Après plusieurs essais dans lesquels, pour l’organisation de ce service de santé si utile, si indispensable, il employa divers religieux qui lui donnèrent plus ou moins satisfaction, Le Tellier finit par charger les intendans de prendre partout en mains la direction de ce service qui devint de plus en plus important. En temps de guerre, de nombreux hôpitaux mobiles, que l’on appellerait aujourd’hui des ambulances, suivirent les armées, et, la campagne finie, les malades et blessés furent envoyés, soit dans les hôpitaux militaires des places de la frontière, que Le Tellier commença à créer, et que Louvois devait multiplier, soit dans les hôpitaux ou hospices des différentes villes où le Roi donnait l’ordre de les recevoir[1]. Pour avoir une idée de l’esprit d’ordre et de méthode que Le Tellier apportait à la solution de ces questions, ne suffirait-il pas de lire cet extrait, si caractéristique, des instructions qu’il donnait, presque aussitôt après son entrée au secrétariat de la guerre, à l’intendant de l’armée de Catalogne, d’Aligre : « La despense de l’hôpital, écrit-il, montera à plus de vingt millions comme vous me le mandez.
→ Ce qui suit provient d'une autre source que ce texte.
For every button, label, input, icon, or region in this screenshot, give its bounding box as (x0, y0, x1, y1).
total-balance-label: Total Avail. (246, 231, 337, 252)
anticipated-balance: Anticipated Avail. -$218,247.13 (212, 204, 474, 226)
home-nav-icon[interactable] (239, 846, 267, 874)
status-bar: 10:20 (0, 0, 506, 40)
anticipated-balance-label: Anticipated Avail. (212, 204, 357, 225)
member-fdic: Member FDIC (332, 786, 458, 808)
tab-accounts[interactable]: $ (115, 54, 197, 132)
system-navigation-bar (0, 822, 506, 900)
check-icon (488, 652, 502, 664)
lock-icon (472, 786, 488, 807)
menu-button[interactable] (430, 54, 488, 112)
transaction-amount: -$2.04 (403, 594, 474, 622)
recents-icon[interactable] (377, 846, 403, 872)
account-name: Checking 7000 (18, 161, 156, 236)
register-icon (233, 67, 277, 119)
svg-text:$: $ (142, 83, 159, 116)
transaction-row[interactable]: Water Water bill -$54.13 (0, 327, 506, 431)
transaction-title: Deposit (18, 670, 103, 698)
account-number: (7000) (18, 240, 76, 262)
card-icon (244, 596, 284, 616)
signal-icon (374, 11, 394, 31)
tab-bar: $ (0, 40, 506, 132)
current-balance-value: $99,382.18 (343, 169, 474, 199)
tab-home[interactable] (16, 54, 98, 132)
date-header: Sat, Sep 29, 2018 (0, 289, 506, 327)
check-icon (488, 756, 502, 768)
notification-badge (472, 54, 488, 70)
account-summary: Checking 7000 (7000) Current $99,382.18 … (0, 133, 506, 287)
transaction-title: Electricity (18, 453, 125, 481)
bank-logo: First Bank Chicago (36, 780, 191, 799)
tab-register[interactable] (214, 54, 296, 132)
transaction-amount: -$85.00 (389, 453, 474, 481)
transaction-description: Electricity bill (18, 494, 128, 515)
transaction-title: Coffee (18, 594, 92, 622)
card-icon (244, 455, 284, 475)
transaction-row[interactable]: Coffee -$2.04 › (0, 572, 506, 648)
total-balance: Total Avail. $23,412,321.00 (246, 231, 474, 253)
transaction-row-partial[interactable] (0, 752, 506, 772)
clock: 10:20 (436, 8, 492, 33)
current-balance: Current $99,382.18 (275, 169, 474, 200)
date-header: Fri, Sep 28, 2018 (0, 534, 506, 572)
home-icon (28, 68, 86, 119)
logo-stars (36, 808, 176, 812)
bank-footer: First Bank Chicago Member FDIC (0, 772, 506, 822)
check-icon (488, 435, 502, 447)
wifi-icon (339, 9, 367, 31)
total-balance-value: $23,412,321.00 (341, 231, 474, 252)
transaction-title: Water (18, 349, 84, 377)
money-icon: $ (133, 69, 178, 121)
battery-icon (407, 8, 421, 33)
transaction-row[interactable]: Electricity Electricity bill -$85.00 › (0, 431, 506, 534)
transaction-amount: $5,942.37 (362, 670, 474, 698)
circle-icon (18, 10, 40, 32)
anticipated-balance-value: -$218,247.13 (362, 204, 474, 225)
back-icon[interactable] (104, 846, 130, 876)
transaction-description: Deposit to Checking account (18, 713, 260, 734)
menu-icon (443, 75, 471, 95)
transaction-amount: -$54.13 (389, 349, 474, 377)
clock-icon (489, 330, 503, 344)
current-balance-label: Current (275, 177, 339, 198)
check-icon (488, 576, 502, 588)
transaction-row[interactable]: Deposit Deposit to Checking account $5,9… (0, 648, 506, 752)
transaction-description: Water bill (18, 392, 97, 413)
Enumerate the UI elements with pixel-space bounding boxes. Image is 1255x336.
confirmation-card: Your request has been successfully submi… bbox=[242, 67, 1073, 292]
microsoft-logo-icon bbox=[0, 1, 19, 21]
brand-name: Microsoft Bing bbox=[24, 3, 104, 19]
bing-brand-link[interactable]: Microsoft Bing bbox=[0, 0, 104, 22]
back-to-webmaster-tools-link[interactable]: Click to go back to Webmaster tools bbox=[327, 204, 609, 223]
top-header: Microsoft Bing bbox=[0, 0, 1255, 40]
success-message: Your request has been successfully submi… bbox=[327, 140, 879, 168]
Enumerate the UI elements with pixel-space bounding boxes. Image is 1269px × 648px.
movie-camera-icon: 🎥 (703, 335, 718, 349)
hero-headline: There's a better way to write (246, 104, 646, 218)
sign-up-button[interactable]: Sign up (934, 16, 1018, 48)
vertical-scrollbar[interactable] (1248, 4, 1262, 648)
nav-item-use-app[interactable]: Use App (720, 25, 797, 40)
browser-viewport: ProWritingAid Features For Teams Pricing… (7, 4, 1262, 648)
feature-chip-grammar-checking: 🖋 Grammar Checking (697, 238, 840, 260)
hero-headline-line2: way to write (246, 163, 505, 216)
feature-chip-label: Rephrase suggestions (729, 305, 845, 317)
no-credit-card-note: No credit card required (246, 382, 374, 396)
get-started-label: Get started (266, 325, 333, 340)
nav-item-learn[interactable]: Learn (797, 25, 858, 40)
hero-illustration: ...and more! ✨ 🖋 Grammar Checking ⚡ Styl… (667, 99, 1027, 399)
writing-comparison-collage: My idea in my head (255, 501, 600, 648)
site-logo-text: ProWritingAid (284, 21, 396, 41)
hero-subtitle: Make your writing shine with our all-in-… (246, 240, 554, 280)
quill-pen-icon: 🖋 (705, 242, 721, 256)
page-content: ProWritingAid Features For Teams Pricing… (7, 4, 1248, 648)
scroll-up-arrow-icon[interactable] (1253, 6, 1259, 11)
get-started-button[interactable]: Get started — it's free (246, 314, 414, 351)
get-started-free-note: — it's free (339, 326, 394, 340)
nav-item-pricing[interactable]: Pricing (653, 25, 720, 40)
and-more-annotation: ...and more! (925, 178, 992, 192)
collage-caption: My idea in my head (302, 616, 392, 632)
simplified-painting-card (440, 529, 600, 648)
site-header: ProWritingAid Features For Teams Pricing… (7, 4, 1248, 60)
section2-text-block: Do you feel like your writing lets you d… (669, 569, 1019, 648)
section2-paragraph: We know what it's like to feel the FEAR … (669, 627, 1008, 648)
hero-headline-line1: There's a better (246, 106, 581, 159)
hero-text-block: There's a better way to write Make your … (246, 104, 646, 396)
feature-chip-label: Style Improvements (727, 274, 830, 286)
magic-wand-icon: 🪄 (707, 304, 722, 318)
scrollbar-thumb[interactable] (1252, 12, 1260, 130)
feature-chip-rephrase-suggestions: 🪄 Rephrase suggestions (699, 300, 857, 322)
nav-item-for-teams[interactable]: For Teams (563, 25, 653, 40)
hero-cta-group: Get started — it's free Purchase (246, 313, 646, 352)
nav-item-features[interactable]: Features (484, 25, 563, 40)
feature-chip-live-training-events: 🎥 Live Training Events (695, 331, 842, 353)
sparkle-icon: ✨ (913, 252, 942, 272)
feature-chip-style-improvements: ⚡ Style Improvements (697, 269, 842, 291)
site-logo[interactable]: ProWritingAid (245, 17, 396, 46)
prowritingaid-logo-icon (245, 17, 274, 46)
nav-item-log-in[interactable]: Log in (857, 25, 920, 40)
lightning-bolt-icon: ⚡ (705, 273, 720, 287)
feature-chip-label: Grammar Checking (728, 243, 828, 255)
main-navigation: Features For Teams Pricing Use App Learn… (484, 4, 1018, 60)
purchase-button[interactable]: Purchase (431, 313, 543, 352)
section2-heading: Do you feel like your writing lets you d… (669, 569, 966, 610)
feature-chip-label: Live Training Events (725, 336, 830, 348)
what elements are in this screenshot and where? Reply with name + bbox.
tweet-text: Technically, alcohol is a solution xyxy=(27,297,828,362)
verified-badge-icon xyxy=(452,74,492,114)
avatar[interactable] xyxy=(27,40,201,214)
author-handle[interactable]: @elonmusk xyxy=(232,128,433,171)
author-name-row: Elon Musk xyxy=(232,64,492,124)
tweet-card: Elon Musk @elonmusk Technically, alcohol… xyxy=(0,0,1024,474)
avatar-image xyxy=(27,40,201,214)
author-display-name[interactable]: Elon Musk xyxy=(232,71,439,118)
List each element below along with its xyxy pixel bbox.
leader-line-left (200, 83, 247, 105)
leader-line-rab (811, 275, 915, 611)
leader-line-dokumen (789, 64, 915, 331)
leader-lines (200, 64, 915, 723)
Mais il faut que vous considériez qu’outre ce fondz-là qui a esté faict, vous avez beaucoup d’argent à y employer, qui provient des prestz qu’on paye aux soldatz, assez souvent en votre armée, lequel doibt estre employé à leur soulagement, au lieu de le distribuer aux cappittaines qui en profitent. Cet ordre n’est pas difficile à establir : le directeur de l’hospital donne un certifficat par chacun jour des soldats qui y sont receus, régiment par régiment, sur lequel on retranche le pain pour le porter à l’hospital, lequel certifficat peut aussi servir pour faire retenir les prestz des mêmes soldats, à mesure qu’on les paye et les faire mettre entre les mains du mesme directeur :… et ainsy on mesnage le pain, et le fondz de l’hospital s’augmente, sans qu’il en

  1. Le Tellier fit également de grands efforts pour améliorer le sort des estropiés et des invalides, soit en les envoyant, comme l’avait déjà fait Richelieu, dans des monastères de fondation royale, en qualité de moines-lais, soit en leur servant des pensions. Mais il se heurta, à cet égard, à de grandes difficultés qui décidèrent Louis XIV à créer, en 1674, l’hôtel des Invalides, la plupart des intéressés ayant jusqu’alors, comme le constate l’exposé des motifs de l’édit instituant cet hôtel, « préféré la liberté de vaguer à tous ces avantages. »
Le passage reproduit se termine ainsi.